LXVI

 

 

    Le lendemain matin, je me réveille – hélas – dans ma routine. Une voix me fait :

    – Debout, monsieur Cirederf. L’impératrice Nomis vous réclame séance tenante dans la salle du trône.

    Je grommelle en ouvrant vaguement un œil. Un éphèbe en pagne se tient au pied de mon lit. Je sursaute, rabats les couvertures sur mon corps nu et viril afin de ne pas donner d’idées contre-nature à l’autre détraqué, et je réponds, avec la morgue d’un petit-fils d’impératrice :

    – Quoi ? Le petit déjeuner n’est pas prêt ?

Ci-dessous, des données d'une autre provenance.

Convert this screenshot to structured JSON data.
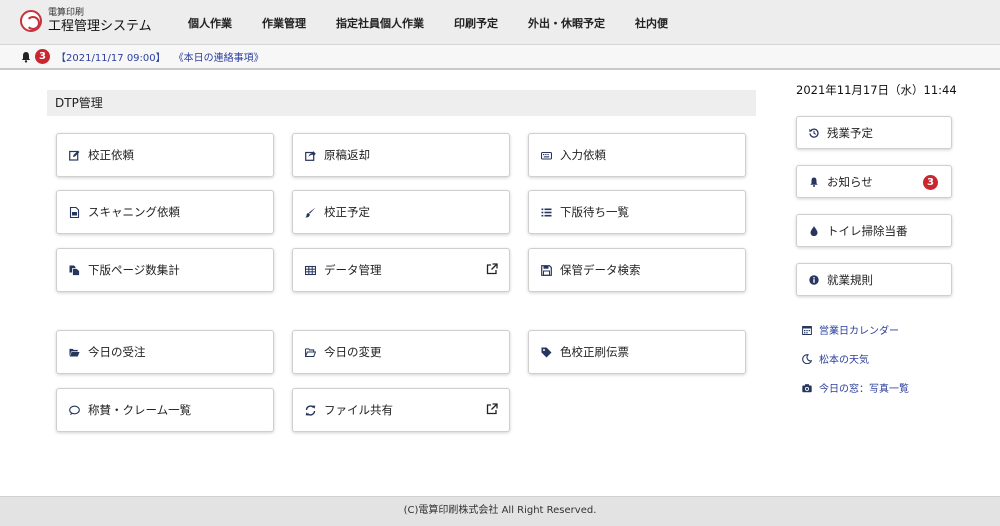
{
  "header": {
    "logo_top": "電算印刷",
    "logo_main": "工程管理システム",
    "nav": [
      "個人作業",
      "作業管理",
      "指定社員個人作業",
      "印刷予定",
      "外出・休暇予定",
      "社内便"
    ]
  },
  "notice": {
    "count": "3",
    "datetime": "【2021/11/17 09:00】",
    "link": "《本日の連絡事項》"
  },
  "section": {
    "title": "DTP管理"
  },
  "tiles": [
    {
      "label": "校正依頼",
      "icon": "edit-icon"
    },
    {
      "label": "原稿返却",
      "icon": "share-icon"
    },
    {
      "label": "入力依頼",
      "icon": "keyboard-icon"
    },
    {
      "label": "スキャニング依頼",
      "icon": "image-file-icon"
    },
    {
      "label": "校正予定",
      "icon": "brush-icon"
    },
    {
      "label": "下版待ち一覧",
      "icon": "list-icon"
    },
    {
      "label": "下版ページ数集計",
      "icon": "copy-icon"
    },
    {
      "label": "データ管理",
      "icon": "table-icon"
    },
    {
      "label": "保管データ検索",
      "icon": "save-icon"
    },
    {
      "label": "今日の受注",
      "icon": "folder-open-icon"
    },
    {
      "label": "今日の変更",
      "icon": "folder-outline-icon"
    },
    {
      "label": "色校正刷伝票",
      "icon": "tag-icon"
    },
    {
      "label": "称賛・クレーム一覧",
      "icon": "comment-icon"
    },
    {
      "label": "ファイル共有",
      "icon": "sync-icon"
    }
  ],
  "sidebar": {
    "clock": "2021年11月17日（水）11:44",
    "buttons": [
      {
        "label": "残業予定",
        "icon": "history-icon"
      },
      {
        "label": "お知らせ",
        "icon": "bell-icon",
        "badge": "3"
      },
      {
        "label": "トイレ掃除当番",
        "icon": "drop-icon"
      },
      {
        "label": "就業規則",
        "icon": "info-icon"
      }
    ],
    "links": [
      {
        "label": "営業日カレンダー",
        "icon": "calendar-icon"
      },
      {
        "label": "松本の天気",
        "icon": "moon-icon"
      },
      {
        "label": "今日の窓：写真一覧",
        "icon": "camera-icon"
      }
    ]
  },
  "footer": {
    "text": "(C)電算印刷株式会社 All Right Reserved."
  },
  "colors": {
    "accent_red": "#c9262f",
    "link_blue": "#2b3f9e",
    "icon_navy": "#26365e"
  }
}
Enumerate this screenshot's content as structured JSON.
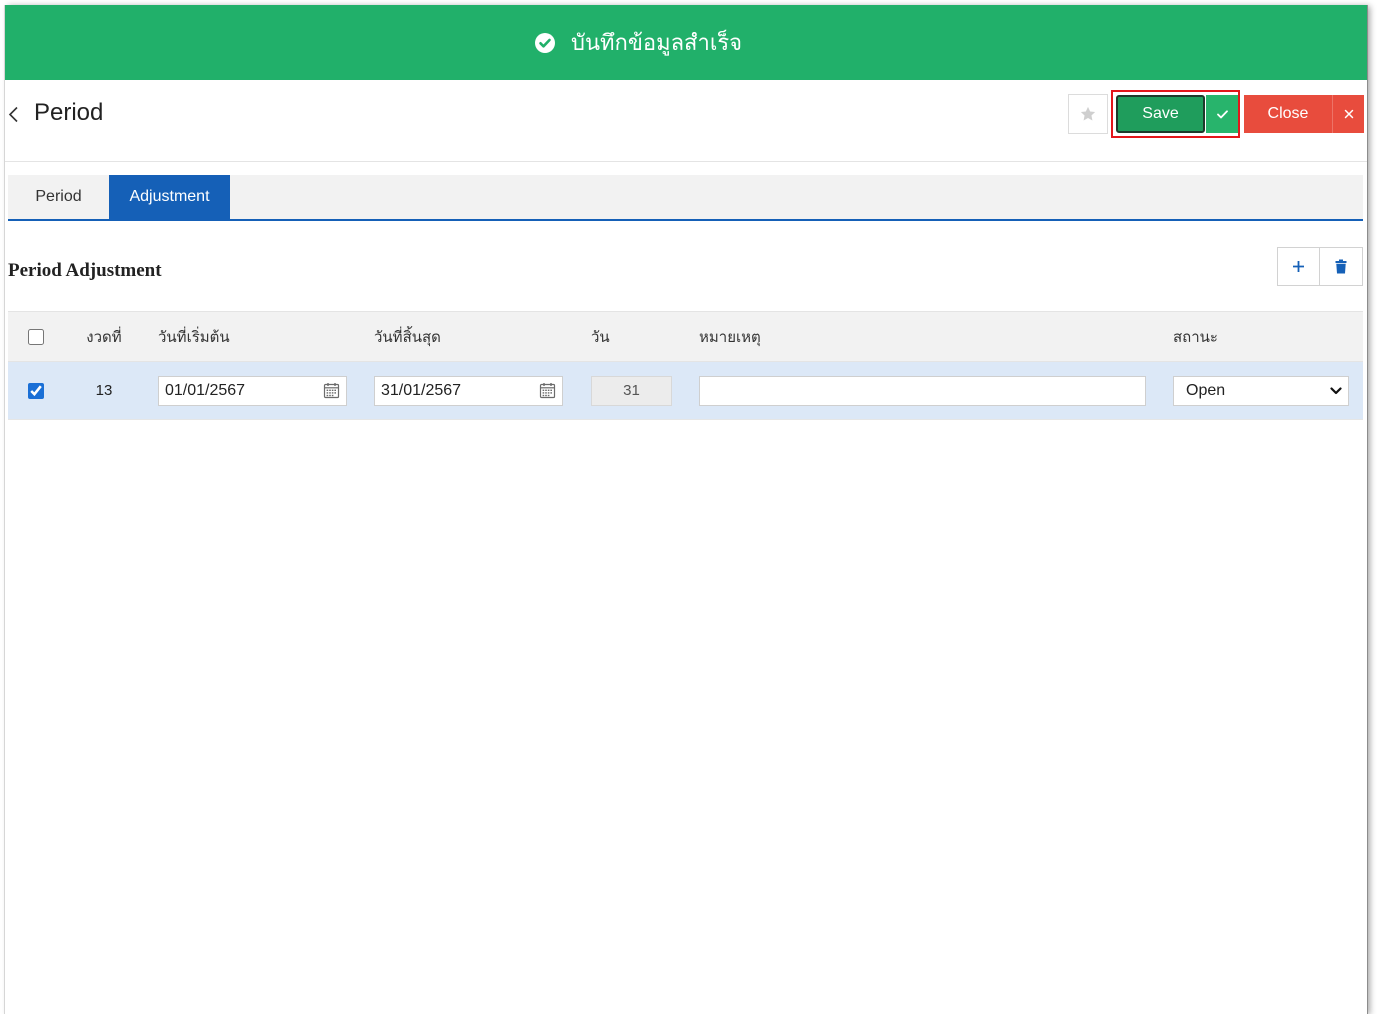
{
  "theme": {
    "success": "#21b06a",
    "save": "#1f9d5c",
    "save_confirm": "#28b46c",
    "danger": "#e84c3d",
    "primary": "#1560b7",
    "checkbox": "#1a6fd6",
    "highlight": "#e3161b",
    "row_selected": "#dce8f7"
  },
  "notification": {
    "icon": "check-circle-icon",
    "message": "บันทึกข้อมูลสำเร็จ"
  },
  "header": {
    "back_icon": "chevron-left-icon",
    "title": "Period",
    "favorite_icon": "star-icon",
    "save_label": "Save",
    "save_confirm_icon": "check-icon",
    "close_label": "Close",
    "close_icon": "close-icon"
  },
  "tabs": [
    {
      "label": "Period",
      "active": false
    },
    {
      "label": "Adjustment",
      "active": true
    }
  ],
  "section": {
    "title": "Period Adjustment",
    "add_icon": "plus-icon",
    "delete_icon": "trash-icon"
  },
  "table": {
    "header": {
      "select_all": false,
      "period_no": "งวดที่",
      "start_date": "วันที่เริ่มต้น",
      "end_date": "วันที่สิ้นสุด",
      "days": "วัน",
      "remark": "หมายเหตุ",
      "status": "สถานะ"
    },
    "rows": [
      {
        "selected": true,
        "period_no": "13",
        "start_date": "01/01/2567",
        "end_date": "31/01/2567",
        "calendar_icon": "calendar-icon",
        "days": "31",
        "remark": "",
        "status": "Open",
        "status_icon": "chevron-down-icon"
      }
    ]
  }
}
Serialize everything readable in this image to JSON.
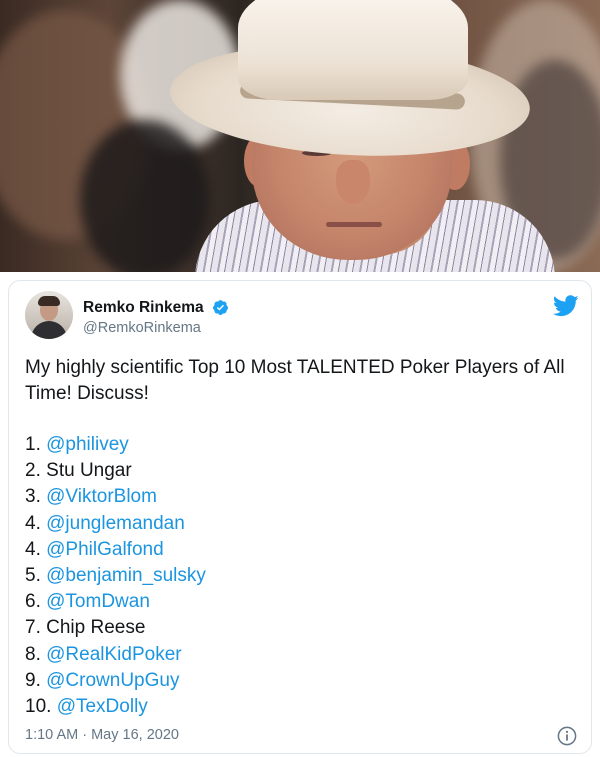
{
  "tweet": {
    "author_name": "Remko Rinkema",
    "author_handle": "@RemkoRinkema",
    "text": "My highly scientific Top 10 Most TALENTED Poker Players of All Time! Discuss!",
    "list": [
      {
        "number": "1.",
        "name": "@philivey",
        "is_mention": true
      },
      {
        "number": "2.",
        "name": "Stu Ungar",
        "is_mention": false
      },
      {
        "number": "3.",
        "name": "@ViktorBlom",
        "is_mention": true
      },
      {
        "number": "4.",
        "name": "@junglemandan",
        "is_mention": true
      },
      {
        "number": "4.",
        "name": "@PhilGalfond",
        "is_mention": true
      },
      {
        "number": "5.",
        "name": "@benjamin_sulsky",
        "is_mention": true
      },
      {
        "number": "6.",
        "name": "@TomDwan",
        "is_mention": true
      },
      {
        "number": "7.",
        "name": "Chip Reese",
        "is_mention": false
      },
      {
        "number": "8.",
        "name": "@RealKidPoker",
        "is_mention": true
      },
      {
        "number": "9.",
        "name": "@CrownUpGuy",
        "is_mention": true
      },
      {
        "number": "10.",
        "name": "@TexDolly",
        "is_mention": true
      }
    ],
    "timestamp": "1:10 AM · May 16, 2020"
  },
  "icons": {
    "verified": "verified-badge-icon",
    "brand": "twitter-bird-icon",
    "info": "info-icon"
  },
  "colors": {
    "mention": "#1b95e0",
    "brand": "#1da1f2",
    "secondary_text": "#657786",
    "primary_text": "#14171a"
  }
}
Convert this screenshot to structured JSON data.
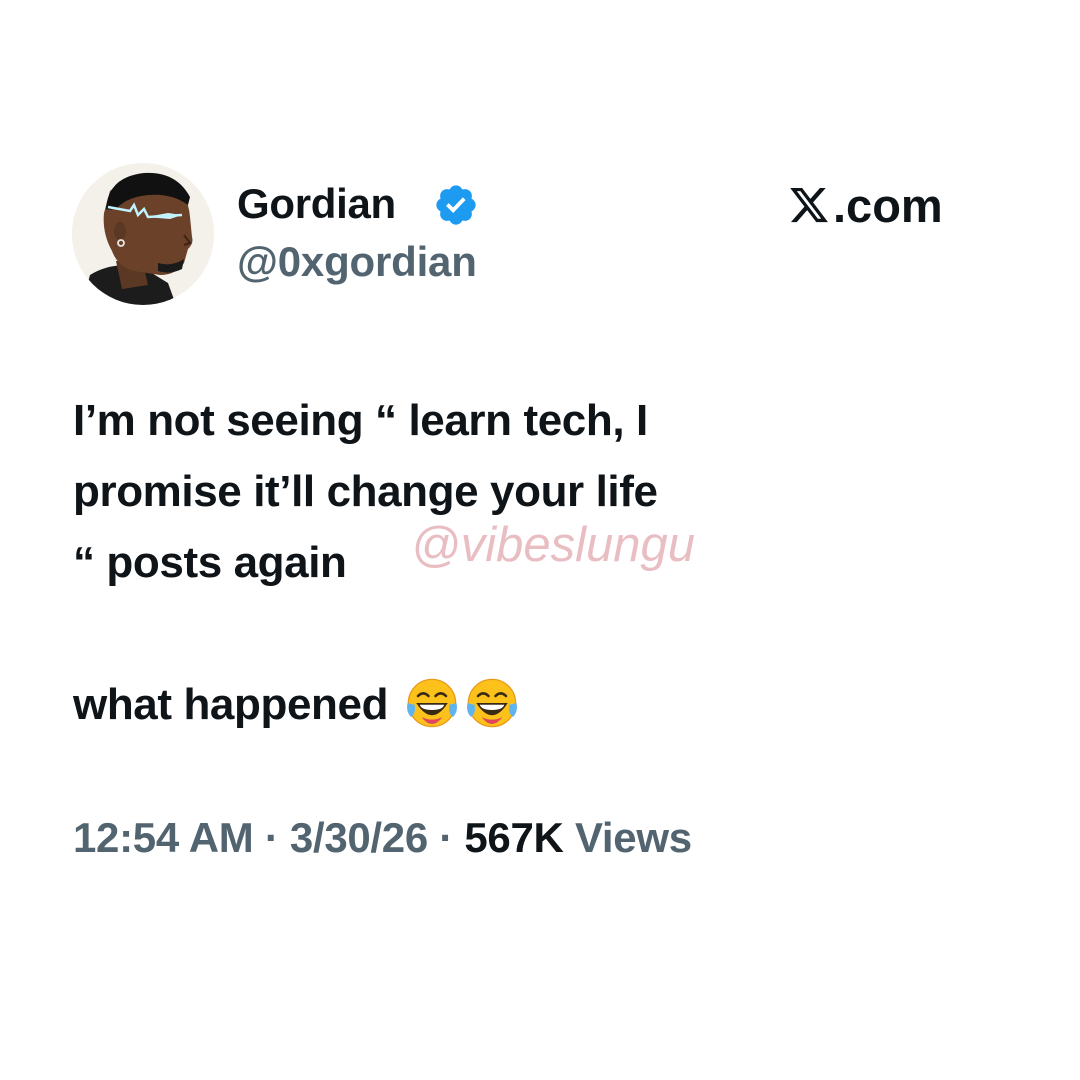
{
  "author": {
    "display_name": "Gordian",
    "handle": "@0xgordian",
    "verified_icon": "verified-badge-icon",
    "avatar_icon": "cartoon-man-avatar"
  },
  "brand": {
    "logo_icon": "x-logo-icon",
    "text": ".com"
  },
  "tweet": {
    "lines": [
      "I’m not seeing “ learn tech, I",
      "promise it’ll change your life",
      "“ posts again"
    ],
    "second_paragraph": "what happened",
    "emoji_icon": "face-with-tears-of-joy-icon",
    "emoji_count": 2
  },
  "watermark": "@vibeslungu",
  "meta": {
    "time": "12:54 AM",
    "sep1": " · ",
    "date": "3/30/26",
    "sep2": " · ",
    "views_count": "567K",
    "views_label": " Views"
  },
  "colors": {
    "text_primary": "#0f1419",
    "text_secondary": "#536471",
    "verified_blue": "#1d9bf0",
    "watermark_pink": "#dc969e"
  }
}
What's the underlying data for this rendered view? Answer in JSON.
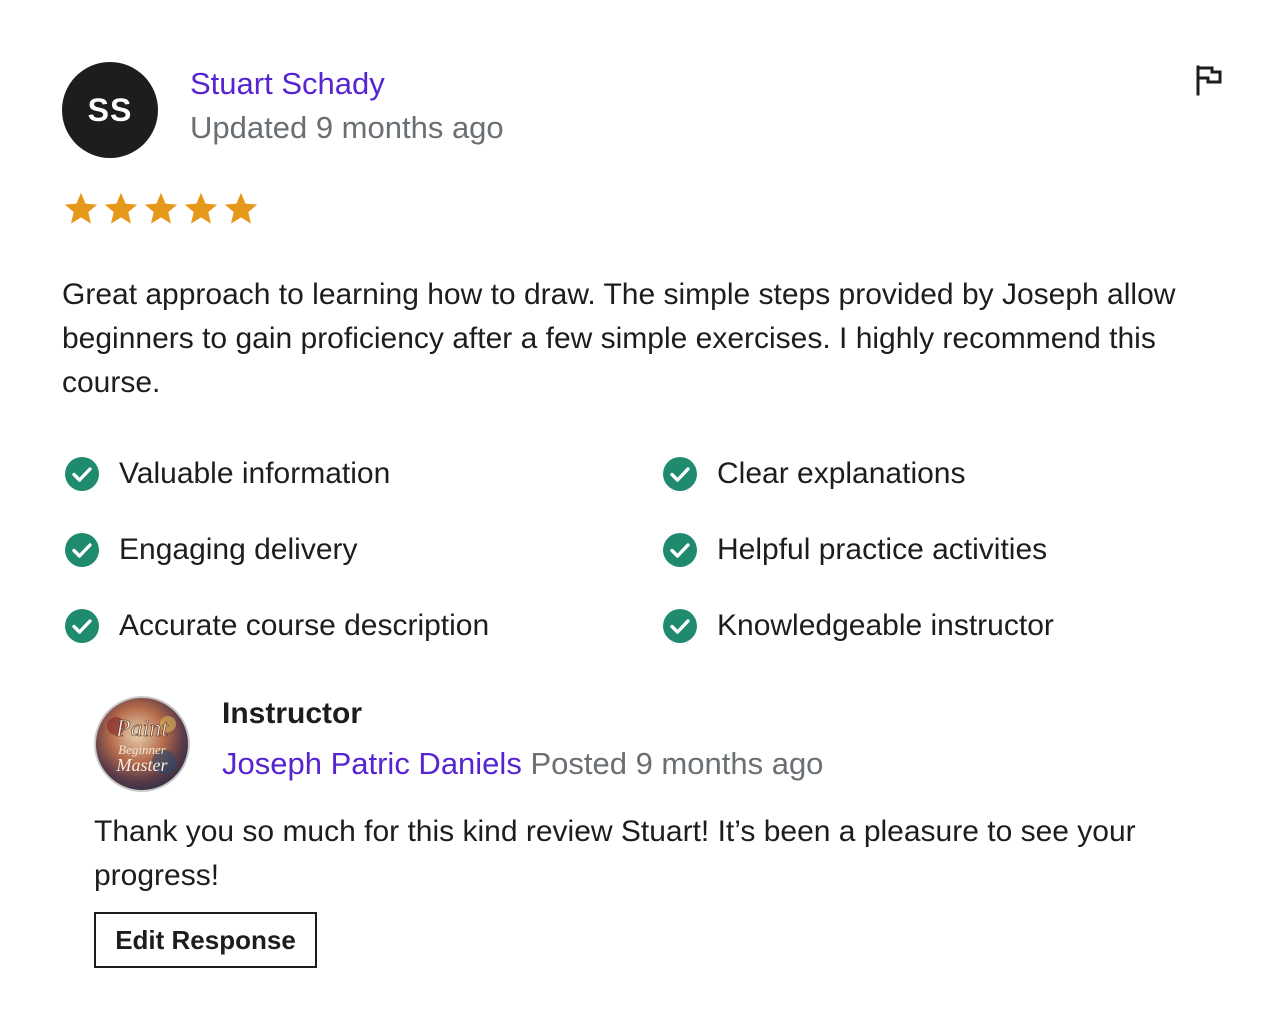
{
  "reviewer": {
    "initials": "SS",
    "name": "Stuart Schady",
    "updated": "Updated 9 months ago",
    "rating": 5,
    "rating_max": 5
  },
  "review": {
    "text": "Great approach to learning how to draw. The simple steps provided by Joseph allow beginners to gain proficiency after a few simple exercises. I highly recommend this course."
  },
  "features": [
    {
      "label": "Valuable information"
    },
    {
      "label": "Clear explanations"
    },
    {
      "label": "Engaging delivery"
    },
    {
      "label": "Helpful practice activities"
    },
    {
      "label": "Accurate course description"
    },
    {
      "label": "Knowledgeable instructor"
    }
  ],
  "response": {
    "role": "Instructor",
    "name": "Joseph Patric Daniels",
    "posted": "Posted 9 months ago",
    "text": "Thank you so much for this kind review Stuart! It’s been a pleasure to see your progress!",
    "edit_label": "Edit Response",
    "avatar_text": [
      "Paint",
      "Beginner",
      "Master"
    ]
  },
  "icons": {
    "flag": "flag-icon",
    "star": "star-icon",
    "check": "check-circle-icon"
  },
  "colors": {
    "link": "#5624d0",
    "muted": "#6a6f73",
    "star": "#e59819",
    "check": "#1e8a6e",
    "text": "#1c1d1f"
  }
}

    – Je ne suis pas ton larbin, demi-portion. Maintenant tu te lèves, tout de suite, tu sautes dans les guenilles qui te servent de fringues et tu ramènes tes fesses jusqu’à l’impératrice sur-le-champ, ou je vais lui dire que tu as refusé de répondre à sa convocation. Et là, mon gars, tu peux être sûr que tu vas le sentir passer…

    Il n’a pas fini son sermon que j’ai déjà bondi hors du lit, avant de me vautrer par terre car mes pieds se sont pris dans les draps. Tandis que je me relève à moitié groggy, j’entends l’éphèbe qui égrène un compte à rebours :

    – Vingt… dix-neuf… dix-huit…

    Je rentre dans mes fringues à la vitesse hyperspatiale. Moins une chaussette que je ne retrouve pas et qui n’est nulle part en vue. La chaussette maudite, qui apparaît et disparaît au gré de sa propre volonté. Certains parlent de légende urbaine, mais ces sceptiques se trompent : c’est une réalité scientifiquement prouvée dans certains milieux non reconnus par les instances officielles.

    – Douze… onze… dix…

    Zut, je l’oubliais, celui-là !

    Je cours jusqu’à la salle de bains, dérape jusqu’au lavabo à cause de plein d’eau sur le carrelage, je me rattrape audit lavabo en m’explosant la lèvre dessus au passage et aïe, j’ai deux dents de devant qui bougent. Bon, on verra ça plus tard.

    Et pour l’eau par terre, il paraît que je transforme toujours les salles de bains en piscines quand je me douche. Si j’avais toujours trouvé cette accusation exagérée jusqu’à ce jour, je dois bien reconnaître que…

    – Six… cinq… quatre…

    AAAAAAÏÏÏEEE ! EN RETARD ! EN RETARD ! EN RETARD !

    Je verse direct dans ma bouche une rasade de dentifrice et y enfonce ma brosse à dents dans la foulée. Aïe ! Cette fois c’est sûr, l’une des dents qui bougeait vient de se carapater. Zut, l’autre lâche à son tour au cours du brossage.

    – Zéro. Moi j’y vais.

    Il tourne les talons et quitte la chambre, pendant que je tente en vain de plaider ma cause :

    – Trghui tghtug kooui zeyug…

    Bon, OK, c’est pas simple de s’expliquer avec la bouche pleine de dentifrice. Beurk, je viens d’en avaler un peu par mégarde, en plus. Je crache tout dans le lavabo : dentifrice, sang, dents et brosse éponyme, et je me rue à la poursuite du bellâtre, que je rattrape alors qu’il ouvre la porte de la salle du trône.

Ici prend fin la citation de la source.